No air pollution testing at NISHI? Gimme a break! Not testing is just a public health and public policy sin..... and totally non-scientific.
Frankly, it still boggles my mind that the Nishi developers refused to allow air quality testing at their proposed development site. They had about all the benefits you can imagine, an ideal situation in that a famous UC Davis professor with the right equipment to do air quality monitoring offered to do the testing in a fair and systematic way (you can call it "scientific") in order to determine the unique patterns of air quality at a site that is below grade, adjacent to a very busy highway and wedged in by the railroad tracks. BUT THE DEVELOPERS SAID "NO!!!!".
WOW! A big "NO!!!!" to scientific testing.
Had they asked the Yolo County Epidemiologist like I did whether or not this kind of testing was advisable from a public health perspective, here is what they would have heard (communication from Dr. Dabritz:
"If the Davis City Council is serious about developing the Nishi Gateway site, it would make sense to conduct air pollution studies ON THE NISHI SITE, using several measurement locations. Given the changes in air quality over season, time of day, and day of week, measurements ought to be conducted during 4 different seasons, morning and evening, weekday and weekend. If large trees supposedly mitigate air pollution effects, then measurements could be taken under and away from the trees already on the site. Measurements could also be undertaken on the downwind side of the freeway at similar distances to demonstrate the large differences that are likely present in the upwind vs. downwind location. This kind of study is a UC-Davis graduate’s student’s dream, if the equipment were available.
In fact, equipment was/is available! I understand project management was offered free use of certified and highly expensive air monitoring equipment by a retired UC Davis professor with years of experience in air pollution measurement. Why this offer was not accepted is beyond comprehension. I can only assume the project managers are politically-driven rather than data-driven. Perhaps the Davis City Council doesn’t want the 6,000 people ALREADY LIVING next to the freeway to know how bad their air quality is. Heaven help us if some enterprising UC-Davis graduate student decided to measure air pollution at the site of existing housing!"

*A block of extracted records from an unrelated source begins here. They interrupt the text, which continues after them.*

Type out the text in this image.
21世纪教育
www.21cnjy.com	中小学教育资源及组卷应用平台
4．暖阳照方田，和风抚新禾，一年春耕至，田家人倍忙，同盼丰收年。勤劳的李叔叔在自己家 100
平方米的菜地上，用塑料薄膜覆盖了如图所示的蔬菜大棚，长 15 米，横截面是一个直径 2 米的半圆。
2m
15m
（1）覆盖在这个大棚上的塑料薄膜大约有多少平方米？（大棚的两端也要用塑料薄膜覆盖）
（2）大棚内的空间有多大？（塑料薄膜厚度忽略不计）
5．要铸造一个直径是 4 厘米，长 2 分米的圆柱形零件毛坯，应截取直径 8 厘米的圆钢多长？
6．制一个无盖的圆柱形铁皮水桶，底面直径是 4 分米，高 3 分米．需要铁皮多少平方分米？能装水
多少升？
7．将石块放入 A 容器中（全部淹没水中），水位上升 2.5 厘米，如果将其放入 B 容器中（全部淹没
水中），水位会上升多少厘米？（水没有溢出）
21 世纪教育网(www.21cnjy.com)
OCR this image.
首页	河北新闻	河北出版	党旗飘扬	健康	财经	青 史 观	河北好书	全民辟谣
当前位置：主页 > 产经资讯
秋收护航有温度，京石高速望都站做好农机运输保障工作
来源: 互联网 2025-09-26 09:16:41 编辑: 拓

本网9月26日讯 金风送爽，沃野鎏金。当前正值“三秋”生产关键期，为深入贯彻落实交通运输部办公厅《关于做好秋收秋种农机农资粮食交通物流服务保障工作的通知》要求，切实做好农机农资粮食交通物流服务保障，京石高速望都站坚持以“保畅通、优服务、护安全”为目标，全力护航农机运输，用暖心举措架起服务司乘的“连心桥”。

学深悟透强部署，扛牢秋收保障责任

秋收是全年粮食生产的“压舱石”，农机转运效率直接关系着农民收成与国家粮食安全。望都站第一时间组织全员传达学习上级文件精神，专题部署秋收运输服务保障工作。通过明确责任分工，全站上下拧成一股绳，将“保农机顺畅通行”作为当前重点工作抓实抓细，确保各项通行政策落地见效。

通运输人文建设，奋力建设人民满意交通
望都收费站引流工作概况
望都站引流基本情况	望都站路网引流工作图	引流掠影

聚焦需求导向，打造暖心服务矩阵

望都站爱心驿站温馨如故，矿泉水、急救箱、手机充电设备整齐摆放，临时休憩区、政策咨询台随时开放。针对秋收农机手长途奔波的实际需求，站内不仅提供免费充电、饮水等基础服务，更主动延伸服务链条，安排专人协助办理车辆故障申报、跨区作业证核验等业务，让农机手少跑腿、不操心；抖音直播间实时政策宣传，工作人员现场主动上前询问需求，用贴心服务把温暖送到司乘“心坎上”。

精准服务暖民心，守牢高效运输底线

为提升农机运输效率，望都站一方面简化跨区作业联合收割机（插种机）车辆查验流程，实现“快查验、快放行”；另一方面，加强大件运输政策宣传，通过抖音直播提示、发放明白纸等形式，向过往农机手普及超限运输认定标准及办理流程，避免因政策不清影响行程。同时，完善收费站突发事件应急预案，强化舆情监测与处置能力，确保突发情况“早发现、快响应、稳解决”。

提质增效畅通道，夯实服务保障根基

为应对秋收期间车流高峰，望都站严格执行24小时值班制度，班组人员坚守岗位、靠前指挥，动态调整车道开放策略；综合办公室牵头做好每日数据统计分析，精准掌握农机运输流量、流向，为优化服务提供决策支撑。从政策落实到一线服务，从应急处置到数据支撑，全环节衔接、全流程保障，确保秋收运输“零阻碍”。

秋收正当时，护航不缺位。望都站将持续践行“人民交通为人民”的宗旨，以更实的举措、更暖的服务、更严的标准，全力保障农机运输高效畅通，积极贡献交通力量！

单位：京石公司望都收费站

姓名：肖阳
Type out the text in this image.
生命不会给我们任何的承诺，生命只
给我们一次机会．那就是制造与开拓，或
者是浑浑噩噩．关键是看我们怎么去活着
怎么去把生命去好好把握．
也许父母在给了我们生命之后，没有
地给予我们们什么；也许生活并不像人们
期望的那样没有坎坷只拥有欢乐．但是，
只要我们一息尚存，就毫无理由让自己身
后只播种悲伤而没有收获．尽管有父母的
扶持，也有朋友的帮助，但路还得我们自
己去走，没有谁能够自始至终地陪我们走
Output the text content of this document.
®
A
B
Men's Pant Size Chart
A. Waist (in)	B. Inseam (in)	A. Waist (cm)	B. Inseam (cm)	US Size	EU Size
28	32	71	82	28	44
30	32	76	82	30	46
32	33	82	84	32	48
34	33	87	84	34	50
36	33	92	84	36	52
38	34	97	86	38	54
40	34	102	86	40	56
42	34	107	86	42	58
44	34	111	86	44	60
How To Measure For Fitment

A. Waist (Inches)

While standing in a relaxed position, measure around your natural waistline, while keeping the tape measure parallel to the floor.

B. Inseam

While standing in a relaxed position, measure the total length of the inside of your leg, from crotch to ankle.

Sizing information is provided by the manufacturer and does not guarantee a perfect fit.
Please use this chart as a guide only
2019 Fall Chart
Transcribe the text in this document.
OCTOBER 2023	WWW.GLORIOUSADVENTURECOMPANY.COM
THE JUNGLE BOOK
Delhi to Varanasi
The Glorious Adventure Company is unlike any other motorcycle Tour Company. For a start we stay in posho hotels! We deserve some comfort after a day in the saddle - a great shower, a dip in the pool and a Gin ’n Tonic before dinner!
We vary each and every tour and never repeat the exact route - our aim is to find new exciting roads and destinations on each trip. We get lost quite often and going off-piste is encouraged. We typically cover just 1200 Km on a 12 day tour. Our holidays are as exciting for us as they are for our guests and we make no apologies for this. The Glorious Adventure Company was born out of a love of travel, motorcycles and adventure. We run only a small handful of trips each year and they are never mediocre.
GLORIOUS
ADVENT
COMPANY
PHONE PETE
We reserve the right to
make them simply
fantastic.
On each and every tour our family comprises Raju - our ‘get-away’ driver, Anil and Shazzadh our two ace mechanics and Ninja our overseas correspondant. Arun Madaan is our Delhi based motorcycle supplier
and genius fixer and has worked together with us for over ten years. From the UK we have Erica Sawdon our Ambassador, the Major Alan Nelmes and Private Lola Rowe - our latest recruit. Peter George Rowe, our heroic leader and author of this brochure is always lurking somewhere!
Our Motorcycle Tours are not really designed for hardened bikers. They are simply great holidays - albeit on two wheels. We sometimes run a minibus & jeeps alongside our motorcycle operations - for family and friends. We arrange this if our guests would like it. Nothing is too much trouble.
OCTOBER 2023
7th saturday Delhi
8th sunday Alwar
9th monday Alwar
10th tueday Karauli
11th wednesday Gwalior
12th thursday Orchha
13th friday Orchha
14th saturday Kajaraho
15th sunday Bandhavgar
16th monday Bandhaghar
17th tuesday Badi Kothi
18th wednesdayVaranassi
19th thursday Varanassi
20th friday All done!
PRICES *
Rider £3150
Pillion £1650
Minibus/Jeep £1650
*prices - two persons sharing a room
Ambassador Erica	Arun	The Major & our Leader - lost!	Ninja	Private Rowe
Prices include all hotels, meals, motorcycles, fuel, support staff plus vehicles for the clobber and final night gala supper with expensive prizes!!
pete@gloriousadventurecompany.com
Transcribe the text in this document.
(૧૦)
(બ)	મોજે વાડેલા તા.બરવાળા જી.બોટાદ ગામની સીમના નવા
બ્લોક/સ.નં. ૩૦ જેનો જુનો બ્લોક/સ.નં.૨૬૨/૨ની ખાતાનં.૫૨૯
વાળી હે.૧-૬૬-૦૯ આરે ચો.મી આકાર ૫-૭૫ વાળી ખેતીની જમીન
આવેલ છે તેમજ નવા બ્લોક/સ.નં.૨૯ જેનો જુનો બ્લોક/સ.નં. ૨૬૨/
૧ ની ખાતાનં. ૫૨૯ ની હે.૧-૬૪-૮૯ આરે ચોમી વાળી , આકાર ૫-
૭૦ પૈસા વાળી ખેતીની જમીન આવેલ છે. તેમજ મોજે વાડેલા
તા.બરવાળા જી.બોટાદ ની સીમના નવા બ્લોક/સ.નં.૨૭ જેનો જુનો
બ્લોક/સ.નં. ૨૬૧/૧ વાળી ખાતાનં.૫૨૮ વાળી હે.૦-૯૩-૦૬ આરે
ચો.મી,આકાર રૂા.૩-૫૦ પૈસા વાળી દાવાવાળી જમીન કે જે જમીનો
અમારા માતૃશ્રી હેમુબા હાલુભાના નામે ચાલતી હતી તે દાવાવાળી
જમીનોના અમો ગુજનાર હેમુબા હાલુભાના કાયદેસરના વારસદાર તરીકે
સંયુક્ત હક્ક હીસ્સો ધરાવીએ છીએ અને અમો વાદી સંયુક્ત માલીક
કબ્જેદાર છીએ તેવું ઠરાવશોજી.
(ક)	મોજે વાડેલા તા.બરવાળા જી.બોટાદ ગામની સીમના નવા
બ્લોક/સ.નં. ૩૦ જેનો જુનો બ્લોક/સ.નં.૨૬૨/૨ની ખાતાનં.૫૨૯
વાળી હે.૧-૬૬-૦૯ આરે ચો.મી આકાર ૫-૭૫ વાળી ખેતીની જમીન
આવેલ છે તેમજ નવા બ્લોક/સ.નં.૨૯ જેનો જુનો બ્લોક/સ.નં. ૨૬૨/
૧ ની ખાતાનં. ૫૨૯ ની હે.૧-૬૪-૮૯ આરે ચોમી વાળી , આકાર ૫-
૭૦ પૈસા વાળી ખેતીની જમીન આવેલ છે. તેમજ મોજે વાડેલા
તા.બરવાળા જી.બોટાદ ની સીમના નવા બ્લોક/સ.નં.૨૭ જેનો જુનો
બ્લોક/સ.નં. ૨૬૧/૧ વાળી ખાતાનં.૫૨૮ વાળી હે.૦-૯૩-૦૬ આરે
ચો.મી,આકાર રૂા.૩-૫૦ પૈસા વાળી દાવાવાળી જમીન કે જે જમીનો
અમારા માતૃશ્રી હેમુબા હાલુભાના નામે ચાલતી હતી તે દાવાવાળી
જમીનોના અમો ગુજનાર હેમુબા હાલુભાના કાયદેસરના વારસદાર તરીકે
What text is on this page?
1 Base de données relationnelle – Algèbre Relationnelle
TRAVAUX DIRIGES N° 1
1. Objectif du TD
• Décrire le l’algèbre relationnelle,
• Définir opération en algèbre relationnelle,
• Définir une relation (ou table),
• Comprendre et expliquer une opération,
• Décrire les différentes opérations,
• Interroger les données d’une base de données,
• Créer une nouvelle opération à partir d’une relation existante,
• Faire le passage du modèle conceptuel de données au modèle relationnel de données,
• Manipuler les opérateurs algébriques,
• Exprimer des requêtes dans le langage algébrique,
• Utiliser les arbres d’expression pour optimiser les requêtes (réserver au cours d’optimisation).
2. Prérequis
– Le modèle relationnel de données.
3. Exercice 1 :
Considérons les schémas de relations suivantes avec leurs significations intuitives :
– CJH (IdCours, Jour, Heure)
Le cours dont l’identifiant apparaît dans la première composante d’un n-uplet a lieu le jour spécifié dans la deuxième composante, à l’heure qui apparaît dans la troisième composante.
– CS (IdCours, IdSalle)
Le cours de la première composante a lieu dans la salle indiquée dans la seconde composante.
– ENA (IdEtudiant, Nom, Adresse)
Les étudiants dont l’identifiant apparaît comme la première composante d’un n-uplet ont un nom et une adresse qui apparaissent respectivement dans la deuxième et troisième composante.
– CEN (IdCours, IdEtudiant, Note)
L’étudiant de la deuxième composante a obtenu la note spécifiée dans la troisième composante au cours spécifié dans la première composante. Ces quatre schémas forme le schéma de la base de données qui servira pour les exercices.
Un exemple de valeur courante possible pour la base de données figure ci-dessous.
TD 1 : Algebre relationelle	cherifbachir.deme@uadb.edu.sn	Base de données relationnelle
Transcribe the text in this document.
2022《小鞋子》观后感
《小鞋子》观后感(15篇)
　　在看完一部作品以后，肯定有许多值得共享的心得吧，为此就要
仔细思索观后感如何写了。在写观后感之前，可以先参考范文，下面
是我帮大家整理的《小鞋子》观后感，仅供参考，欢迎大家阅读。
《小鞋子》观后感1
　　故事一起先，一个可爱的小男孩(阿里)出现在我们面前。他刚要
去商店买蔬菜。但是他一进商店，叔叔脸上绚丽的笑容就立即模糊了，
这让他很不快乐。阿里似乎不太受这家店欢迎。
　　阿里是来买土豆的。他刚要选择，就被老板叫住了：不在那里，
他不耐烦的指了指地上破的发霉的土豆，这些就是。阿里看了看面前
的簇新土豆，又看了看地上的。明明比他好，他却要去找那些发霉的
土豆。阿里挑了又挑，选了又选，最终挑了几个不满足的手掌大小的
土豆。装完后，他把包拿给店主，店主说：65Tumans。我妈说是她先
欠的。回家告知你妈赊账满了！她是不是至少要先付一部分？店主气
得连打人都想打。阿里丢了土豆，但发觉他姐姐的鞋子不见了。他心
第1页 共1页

Let us be perfectly clear..... it is TOTALLY irresponsible to proceed to develop this site without doing the air quality testing that will help us understand just how bad the highway/railroad/ambient air pollution would be for potential residents at the NISHI site. To my mind, this is an ethical, moral, and legal issue. And UC Davis students and other potential residents deserve better than an excessively commercial approach that ignores health risks and fails to follow a "health in all policies" approach to decision making.